Awhile back I wrote a post about the classic "mirror test" in psychological research. This test is meant to help researchers understand when a young child begins to have a sense of self. The way the test typical goes is that a researcher places a red dot on the child's nose and then places then in front of a mirror. Very young children (under about 18 months) usually think the baby in mirror is another child so they attempt to touch the mirror. As children develop, they eventually begin to understand that the child in the mirror is themselves and they will touch their own nose to try to feel the red dot. Or so that's what Western researchers thought.

As is the case with much research, most psychological experiments such as this are conducted in Western countries, primarily the US and Canada. Recently some psychologists have taken the mirror test to non-Western countries such as Kenya, Saint Lucia, Peru, and Grenada (description of full study). In testing children ages 36-55 months, (well beyond when past research has shown that children "pass" the test) about 75-85% of the Western children "passed" the test; meaning they went to touch their own face. Among non-Westerner children, however, much lower percentages of children "passed" the test (50% or less). Does this mean that non-Western children develop a sense of self at a later age? Are these children somehow developmentally delayed?

Of course, the answer is no. This seems to clearly be a case where research does not transfer well cross-culturally. The researchers who took the study to these non-Western countries explained "that they [the children] understood that it was themselves in the mirror, that the mark was unexpected, but that they were unsure of an acceptable response and therefore dared not touch or remove it."
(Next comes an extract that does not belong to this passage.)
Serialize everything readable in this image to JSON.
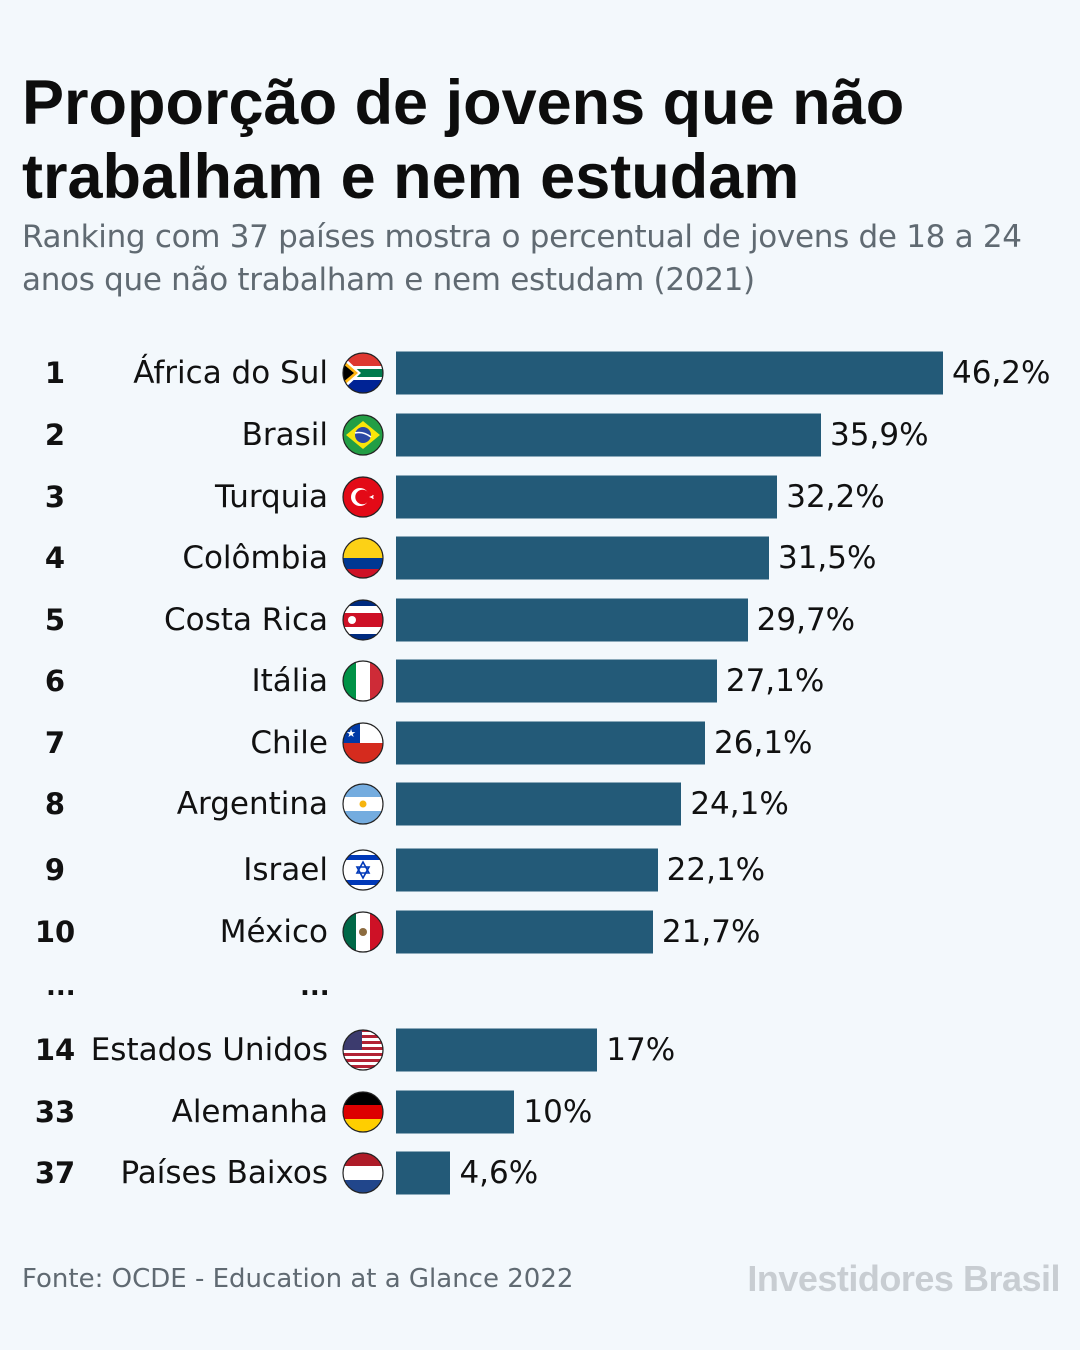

I find this fascinating. My first thought was that maybe non-Western children have less experience with mirrors. The researchers contend that this may be part of the issue. However, they also speculate that important cultural differences are also at work here. They hypothesize that non-Western cultures may promote quiet compliance and less emphasis on asking questions of authority figures and thus the children may simply be hesitant to say anything about the mark on their face to the researcher. In the West, by contrast, children are encouraged to be independent and ask questions in order to learn so they are more likely to point out the mark to the researcher. Pretty amazing, right? Children this young have already picked up on these silent norms of society. Of course, we don't know for sure that this is what's going on since more research is needed to test out these theories.

If these cultural differences are at work in this case, it is a wonderful example of how child development, at least some aspects, is really not culture-free. Children adopt the cultural norms and influences around them, even in very subtle ways. I think this also has interesting implications for immigrant children moving from non-Western into Western cultures. If a child moves to the U.S. from a non-Western culture, what a shock it must be for them to enter a school setting in which asking questions and being somewhat assertive is valued? Culture plays an important role in our development as humans, even when we are unaware of it.